2020 was a significant year for diversity, equity, and inclusion. As the global pandemic erupted, the inequalities against people of color grew. Women, especially of color, exited the workforce disproportionally, and that raised some fundamental questions on where we stand on diversity retention. While the politics on race and color is still going on, 2020 proved the merits of having a diverse team. Numerous studies have shown that the business case for diversity is strong, and such teams outperform their non-diverse counterparts. There are more than 200 studies that prove how imperative diversity is for businesses. It leads to greater profits, employee engagement, innovation, revenue turnover, and company growth. What’s more is that 90% of CEOs report diversity being their top priority, but unfortunately, the progress toward it has been slow.

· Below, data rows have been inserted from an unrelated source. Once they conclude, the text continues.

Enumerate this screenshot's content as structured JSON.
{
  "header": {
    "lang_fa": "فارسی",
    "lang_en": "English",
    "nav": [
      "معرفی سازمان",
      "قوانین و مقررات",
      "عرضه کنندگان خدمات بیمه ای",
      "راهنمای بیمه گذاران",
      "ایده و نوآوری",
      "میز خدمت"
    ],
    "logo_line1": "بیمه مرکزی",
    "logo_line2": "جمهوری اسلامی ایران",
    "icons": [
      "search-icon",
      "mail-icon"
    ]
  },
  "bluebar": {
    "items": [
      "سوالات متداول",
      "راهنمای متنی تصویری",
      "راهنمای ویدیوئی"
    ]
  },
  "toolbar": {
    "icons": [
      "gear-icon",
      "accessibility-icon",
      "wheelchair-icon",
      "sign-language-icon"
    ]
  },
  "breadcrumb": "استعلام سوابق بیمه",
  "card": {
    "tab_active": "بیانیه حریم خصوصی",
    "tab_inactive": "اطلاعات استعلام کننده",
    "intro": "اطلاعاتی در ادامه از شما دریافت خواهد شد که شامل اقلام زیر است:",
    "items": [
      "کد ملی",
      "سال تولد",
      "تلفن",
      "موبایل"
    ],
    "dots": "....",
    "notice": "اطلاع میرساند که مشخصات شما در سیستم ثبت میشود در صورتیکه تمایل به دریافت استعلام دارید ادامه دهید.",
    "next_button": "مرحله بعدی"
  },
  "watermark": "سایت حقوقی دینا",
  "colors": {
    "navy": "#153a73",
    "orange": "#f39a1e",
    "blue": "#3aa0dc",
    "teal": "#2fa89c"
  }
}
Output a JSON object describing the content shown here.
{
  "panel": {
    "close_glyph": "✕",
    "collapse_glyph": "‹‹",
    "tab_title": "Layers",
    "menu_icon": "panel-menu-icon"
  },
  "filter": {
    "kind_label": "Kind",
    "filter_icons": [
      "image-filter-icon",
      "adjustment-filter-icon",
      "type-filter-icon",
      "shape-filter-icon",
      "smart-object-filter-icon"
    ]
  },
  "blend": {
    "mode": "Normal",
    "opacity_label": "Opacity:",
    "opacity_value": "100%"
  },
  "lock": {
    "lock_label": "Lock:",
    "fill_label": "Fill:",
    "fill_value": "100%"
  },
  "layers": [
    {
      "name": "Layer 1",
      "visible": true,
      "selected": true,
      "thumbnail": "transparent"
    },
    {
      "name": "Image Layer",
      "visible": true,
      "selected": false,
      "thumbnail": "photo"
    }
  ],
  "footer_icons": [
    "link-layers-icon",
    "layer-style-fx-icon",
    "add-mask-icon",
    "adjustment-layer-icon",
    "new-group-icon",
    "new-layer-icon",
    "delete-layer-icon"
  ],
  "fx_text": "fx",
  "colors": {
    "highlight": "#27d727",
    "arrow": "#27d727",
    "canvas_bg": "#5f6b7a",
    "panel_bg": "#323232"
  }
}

Despite the recovering job market, the plight of the unemployed black and Latino women is the same. Black and Latina women were disproportionately laid off with reported jobless rates of 9.9% and 8.5%, respectively, in February 2021. Unfortunately, the employment for Black women is still 9.7%, although lower than it was in February 2020.
The people or demographics that are hit the hardest take the longest time to recover, which goes on to show that women of color will have to start from the bottom again. They were already climbing a ladder with broken rungs and the pandemic has taken away the progress they had so far. At this rate, women will not reach leadership equity with men until 2073. But when you look at underrepresented women in STEM, it has reached a crisis. The real question now is that women of color with degrees in STEM are here, but why aren’t they being represented? Even if they are hired, why don’t they end up in leadership positions? Why is their talent not identified?
It can easily be surmised that the problem isn’t with diversity anymore. Plenty of companies and CEOs understand its importance and realize that actions ought to be taken fast for their companies to grow and have equal representation. For years, the lack of diverse employees is justified by the supposed lack of resources or what we call the ‘pipeline problem’, but that’s not the case anymore. It is completely untrue and dismisses the effects of racism on Black, Indigenous, and other people of color’s careers. The issue isn’t diversity but is inclusion. The real problem is retaining diverse employees, especially underrepresented women of color in science, technology, engineering, and math (STEM). Although the number of women in computing professions has increased since 2017, so has the number of women who leave tech companies and careers. Pushing the numbers to reach the target is important, but the real challenge is to stabilize the workforce. There are more than 48,000 open vacancies for directors and vice-directors of DEI, which shows just how important it is for the companies to have an inclusive culture and to make their diverse talent stay.
In this paper, we aim to focus on how recruitment isn’t the real problem for diverse talent especially Black. Latinx and Indigenous women, but retention is. It intends to shed light on not just women being hired but going up the employee pipeline especially in lieu of the progress associated with the concurrent effects of the pandemic.